# Integrate $x$ to the power $x$… to the power $x$… infinitely

This came across my mind, integrating $x$ to the power $x$ infinitely, I couldn't find anything on it.

$$\Large \int x^{x^{x^{x\,\cdots}}} \, dx$$

• First you have to make sense of the function $x^{x^{x...}}$. What exactly would convergence mean in this case? – Gregory Grant Feb 8 '16 at 18:29
• There's a rigorous theory of infinite sums and of infinite products. You'd need something similar for infinite exponentiation before you can even talk about integrating it. – Gregory Grant Feb 8 '16 at 18:29
• I have a feeling your function is identically $1$ wherever it is defined. – Gregory Grant Feb 8 '16 at 18:30
• That is a well-defined function whose domain (where it converges) has to do with $e$. I'll see if I can find a link. @GregoryGrant – Akiva Weinberger Feb 8 '16 at 18:33
• @GregoryGrant It converges for $e^{-e}\le x\le e^{1/e}$. Wikipedia, Relevant MathWorld – Akiva Weinberger Feb 8 '16 at 18:38

$$\large \int_{a}^{b} x^{x^{x^{x\,\cdots}}} \, dx = - \int_{a}^{b} \frac{W\left(-\ln(x) \right)}{\ln(x)}\, dx$$ Where W is the Lambert W function.

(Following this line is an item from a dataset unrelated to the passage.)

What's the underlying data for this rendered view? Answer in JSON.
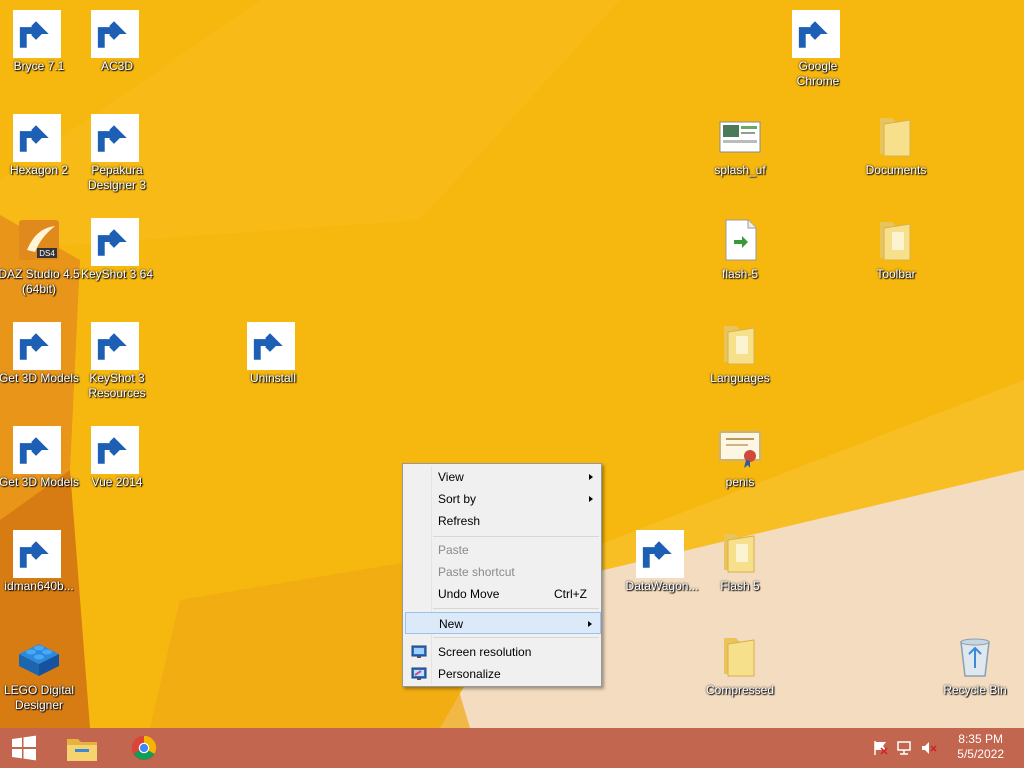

The integral is convergent on $\quad e^{-e}\leq a\leq e^{1/e} \quad \text{and} \quad e^{-e}\leq b\leq e^{1/e}$

There is no closed form with a finite number of standard functions.

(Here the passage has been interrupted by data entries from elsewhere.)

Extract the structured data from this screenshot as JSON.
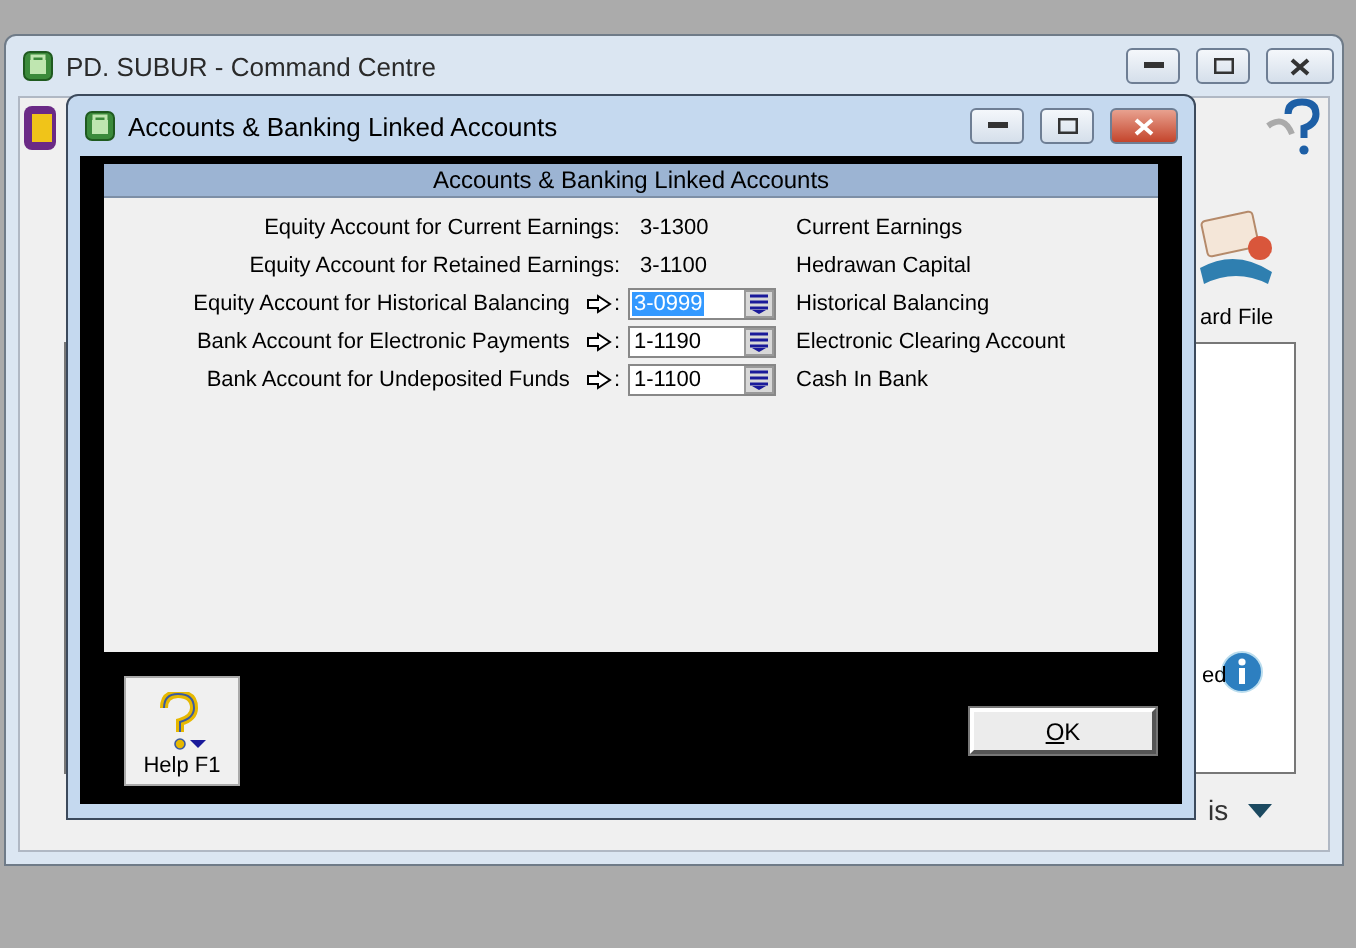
{
  "main_window": {
    "title": "PD. SUBUR - Command Centre",
    "background_labels": [
      {
        "text": "ard File",
        "kind": "label"
      },
      {
        "text": "ed",
        "kind": "label"
      },
      {
        "text": "is",
        "kind": "dropdown"
      }
    ]
  },
  "dialog": {
    "title": "Accounts & Banking Linked Accounts",
    "panel_header": "Accounts & Banking Linked Accounts",
    "rows": [
      {
        "kind": "static",
        "label": "Equity Account for Current Earnings:",
        "account": "3-1300",
        "name": "Current Earnings"
      },
      {
        "kind": "static",
        "label": "Equity Account for Retained Earnings:",
        "account": "3-1100",
        "name": "Hedrawan Capital"
      },
      {
        "kind": "field",
        "label": "Equity Account for Historical Balancing",
        "colon": ":",
        "account": "3-0999",
        "selected": true,
        "name": "Historical Balancing"
      },
      {
        "kind": "field",
        "label": "Bank Account for Electronic Payments",
        "colon": ":",
        "account": "1-1190",
        "selected": false,
        "name": "Electronic Clearing Account"
      },
      {
        "kind": "field",
        "label": "Bank Account for Undeposited Funds",
        "colon": ":",
        "account": "1-1100",
        "selected": false,
        "name": "Cash In Bank"
      }
    ],
    "help_button": "Help F1",
    "ok_button": {
      "access_key": "O",
      "rest": "K"
    }
  }
}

Example of serie expansion aroud $\quad x\sim 1 \quad$ : $$\int x^{x^{x^{x\,\cdots}}} \, dx \sim \ln(x)+\ln^2(x)+\ln^3(x)+\frac{29}{24}\ln^4(x)+\frac{53}{30}\ln^5(x)+O\left( \ln^6(x) \right)+\text{constant}$$

This integral can be seen on page 12, Eq.(12:6) in the paper : https://fr.scribd.com/doc/34977341/Sophomore-s-Dream-Function

You cannot have a closed form but you can have this nice expansion

$$x^{x^{x^{x\,\cdots}}}=-\frac{W(-\ln(x))}{\ln(x)}=\sum\limits_{n=0}^{+\infty} \frac{(n+1)^n}{(n+1)!}\ln^{n}(x)=1+\ln(x)+\frac{3^2}{3!}\ln^2(x)+\frac{4^3}{4!}\ln^3(x)+...$$

Knoebel, 1981, Exponentials reiterated

Eisenstein, 1844, Entwicklung von $a^{a^{a^{.^{.^{.}}}}}$

This gives:

$$\int \sum\limits_{n=0}^{+\infty} \frac{(n+1)^n}{(n+1)!}\ln^{n}(x) \mathrm{d}x = \sum\limits_{n=0}^{+\infty} \frac{(-1)^n(n+1)^n}{(n+1)!} \Gamma (n+1, -\log(x))$$

where $\Gamma (m, x)$ is the incomplete gamma function.

Observe that you can use this expansion in this form only

$$\int_{a}^{b} x^{x^{x^{x\,\cdots}}}=\sum\limits_{n=0}^{+\infty} \frac{(-1)^n(n+1)^n}{(n+1)!} (\Gamma (n+1, -\log(a))-\Gamma (n+1, -\log(b)))$$

where $e^{-\frac{1}{e}}<a,b<e^{\frac{1}{e}}$ since this is the region of convergence for the series and the incomplete gamma must be paired. So it does not cover the entire region where $-\frac{W(-\ln(x))}{\ln(x)}$ is defined.